ゲストさんに来ていただいて、大がかりなお芝居に挑戦することもやってきました。自分も好きだし、お客様にも喜ばれます。そういうお芝居も、もちろん良いんですけど、何にもない日のお芝居が大事やなって、最近すごく思っていて。
少ないメンバーで出来るお芝居や舞踊ショーで良かったと思ってもらえるものを目指して、今はやっています。これはコロナが教えてくれたことなんですよね。
コロナがきっかけに?
コロナ前は、お金をかけて公演をしてもそれに見合う人数のお客様が来てくださいましたが、今はお客様が減ってる状態で、そういうものをやりたくても出来ない。でも、出来ないから何もやらないと、コロナが明けた時に、他の頑張っている劇団さんとすごい差が出てしまうと思うんです。

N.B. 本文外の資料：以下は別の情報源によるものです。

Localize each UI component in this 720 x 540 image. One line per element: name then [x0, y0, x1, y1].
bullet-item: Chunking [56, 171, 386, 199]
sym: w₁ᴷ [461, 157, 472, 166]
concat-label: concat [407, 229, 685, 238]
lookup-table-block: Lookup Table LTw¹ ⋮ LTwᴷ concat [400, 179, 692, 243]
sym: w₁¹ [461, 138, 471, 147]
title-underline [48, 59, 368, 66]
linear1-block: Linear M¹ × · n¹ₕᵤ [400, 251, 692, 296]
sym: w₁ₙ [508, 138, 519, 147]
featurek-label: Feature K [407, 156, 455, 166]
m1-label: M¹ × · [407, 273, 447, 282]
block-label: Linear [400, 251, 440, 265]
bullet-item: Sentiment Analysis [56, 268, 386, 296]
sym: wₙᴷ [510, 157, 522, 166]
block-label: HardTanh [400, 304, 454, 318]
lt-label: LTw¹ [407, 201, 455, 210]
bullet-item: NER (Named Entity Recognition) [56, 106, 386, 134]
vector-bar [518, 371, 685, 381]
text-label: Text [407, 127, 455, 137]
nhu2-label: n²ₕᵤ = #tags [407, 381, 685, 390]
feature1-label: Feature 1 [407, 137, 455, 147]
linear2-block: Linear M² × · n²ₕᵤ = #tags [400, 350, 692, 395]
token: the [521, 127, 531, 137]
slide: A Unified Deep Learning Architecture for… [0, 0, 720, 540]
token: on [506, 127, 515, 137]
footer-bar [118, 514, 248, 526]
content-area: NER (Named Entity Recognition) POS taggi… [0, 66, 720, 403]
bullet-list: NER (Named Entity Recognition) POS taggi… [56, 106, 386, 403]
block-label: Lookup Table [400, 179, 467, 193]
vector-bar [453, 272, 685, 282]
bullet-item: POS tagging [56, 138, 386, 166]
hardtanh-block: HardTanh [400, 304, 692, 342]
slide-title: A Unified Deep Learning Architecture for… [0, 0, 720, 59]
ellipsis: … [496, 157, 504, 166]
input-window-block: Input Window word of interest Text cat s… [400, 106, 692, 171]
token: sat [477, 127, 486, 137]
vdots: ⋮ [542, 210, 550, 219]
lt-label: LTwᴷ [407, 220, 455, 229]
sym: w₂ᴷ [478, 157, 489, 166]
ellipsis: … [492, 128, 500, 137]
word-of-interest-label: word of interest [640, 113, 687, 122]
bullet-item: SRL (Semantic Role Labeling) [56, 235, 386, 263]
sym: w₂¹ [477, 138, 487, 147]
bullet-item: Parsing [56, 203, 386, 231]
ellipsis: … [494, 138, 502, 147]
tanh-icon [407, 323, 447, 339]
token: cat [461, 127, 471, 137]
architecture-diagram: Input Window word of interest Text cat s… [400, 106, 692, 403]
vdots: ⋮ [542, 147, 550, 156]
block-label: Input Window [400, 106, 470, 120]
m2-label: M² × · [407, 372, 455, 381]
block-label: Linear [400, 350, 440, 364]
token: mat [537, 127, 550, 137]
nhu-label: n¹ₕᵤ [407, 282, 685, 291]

じゃあ何を頑張るのかって言うと、今いるメンバーでの底上げと、レパートリーを増やすことを頑張りたいなって。
まさに今日の舞台がそれですね。
はい。その流れから、大衆演劇の昔ながらの人情芝居を大切にやっていきたいなって。このお芝居をくださった若丸さんにとても感謝しています。
お芝居は生き物。日々作り上げていく
また、こういうお芝居こそ、役者の腕の見せ所でもありますね。主役以外でも、例えば、大詰めで、辰三が縄をかけられる時、おしんがそっと木戸を閉めに行くところなどから、おしんの辰三を思う気持ちが伝わりました。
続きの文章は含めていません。